The Spanish used in Spain and the Spanish spoken in Latin America are mutually intelligible in much the same way that American and British English are. However, there are important differences in vocabulary and usage both between Spain and Latin America and among the Latin American countries—it is a mistake to think that Latin American Spanish is a uniform variant of the language.
12.18.2 Alphabet and spelling
In older works ch and ll were treated as separate letters for alphabetical purposes, but this is now very dated. The letter Ñ, ñ is treated as a separate letter. The letters k and w are used only in loanwords from other languages and their derivatives.
The only doubled consonants in Spanish are cc before e or i, rr, ll, and nn in compounds. They can be remembered as the consonants appearing in CaRoLiNe. Where an English speaker might expect a double consonant, Spanish normally simply has one, as in posible ‘possible’.
Normal stress in Spanish falls on either the penultimate or the last syllable, according to complex rules. Normal stress is not indicated by an accent; an acute accent is used when the rules for normal stress are broken. The only other diacritical marks used are the tilde on the ñ, and the diaeresis on ü, following g before e or i, where u forms a diphthong with e or i. Accents are normally used on capitals.
The accent is used to show interrogative and exclamatory use in the following words:
cuál ‘what’, ‘which’
cuánto ‘how many/much’
The accented forms are used in indirect questions. In 1959 the Real Academia decreed that, except in ambiguous cases, the accent is not needed on demonstrative pronouns este (‘this one’), ese (‘that one’), aquel (‘that one, further away’) with their feminine equivalents, esta, esa, aquella, and plurals estos/estas, esos/esas, aquellos, laquellas. This ruling is not universally accepted, however, and both conventions will be found. The neuter forms esto, eso, aquello are never accented.
Capitals are used in much the same way as in English in proper names. Practice differs in titles of books, poems, plays, and articles, where normally the first word and proper nouns are capitalized:
La deshumanización del arte
Doña Rosita la soltera, o El lenguaje de las flores
El ingenioso hidalgo don Quijote de la Mancha.

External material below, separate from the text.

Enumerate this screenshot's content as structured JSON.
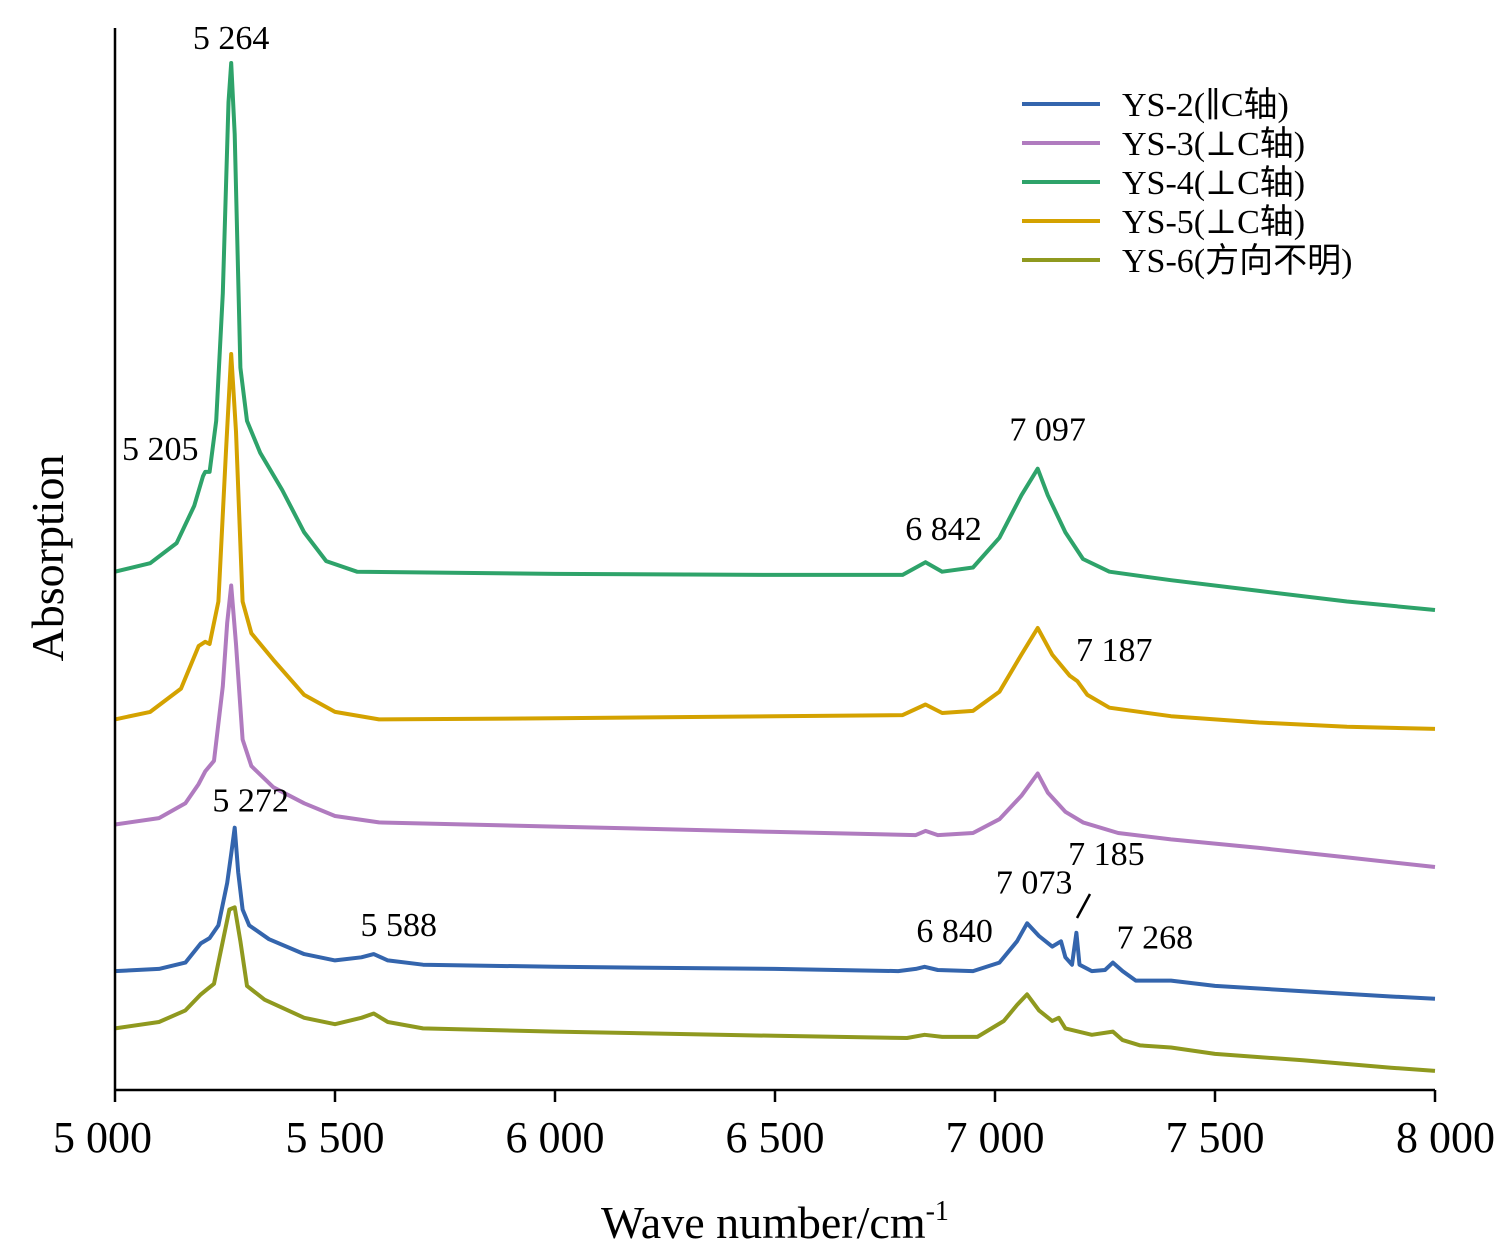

Capitalize names of high political or religious authorities—when not followed by their first name—and references to God:
creer en Dios
el rey Carlos III
el papa Juan XXIII
Lower case is usually used for names of posts and titles:
This may include non-Spanish titles such as sir or lord: el embajador británico sir Derek Plumbly.
Also written in lower case are:
• nouns and adjectives denoting nationalities, religions, and peoples and ethnic groups: francés/francesa, católico/-a, dominicano/-a, asiático/-a, amerindio/-a
• names of artistic and literary movements: romanticismo, gótico, surrealismo
• names of streets and roads: calle de Hortaleza, avenida de Navarra, puente de Santiago; but la Gran Via
• names of administrative divisions and geographical features, and cardinal points when they are not part of a name: provincia de Toledo, estado de Nueva York, condado de Lancashire, cordillera de los Andes, lago Titicaca, el sur de Francia.
Traditionally names of the days of the week, months, and seasons take a lower-case initial letter, but the use of capitals for these words is now very common and cannot be assumed to be a mistake.
The most obvious differences from other European languages are the inverted exclamation mark and question mark inserted at the place where the exclamation or question begins:
‘Where are you going?’
This need not be the start of the sentence:
Quotation marks take the form of guillemets (called comillas), set closed up (e.g. «¡Hola!»). However, it is more common—especially in fiction—to dispense with comillas altogether and indicate speakers by a dash.
Colons are used before quotations (Dijo el alcalde: «Que comience la fiesta.»), in letters (Querido Pablo:), and before an enumeration (Trajeron de todo: cuchillos, cucharas, sartenes, etc.). Points of suspension are set closed up with space following but not preceding them.
12.18.6 Word division
The general rule is that a consonant between two vowels and the second of two consonants must be taken over to the next line. The combinations ch, ll, and rr are indivisible and must be taken over: mu-chacho, arti-llería, pe-rro.
The consonants b, c, f, g, p followed by l or r must be taken over as a pair: ha-blar ‘to speak’, ju-glar ‘minstrel’; so must dr and tr, as in ma-drugada ‘dawn’, pa-tria ‘fatherland’.
The letter s must be divided from any following consonant: Is-lam, hués-ped ‘guest, host’, Is-rael, cris-tiano; similarly Es-teban ‘Stephen’, es-trella ‘star’, even in a compound (ins-tar ‘to urge’, ins-piractión).
Divide compounds into their component parts, except where they contain s + consonant or rr (des-hacer ‘to undo’, sub-lunar, but circuns-tancia, co-rregir ‘to correct’, inte-rrumpir ‘to interrupt’). Never divide diphthongs and triphthongs; if possible, avoid dividing between vowels at all.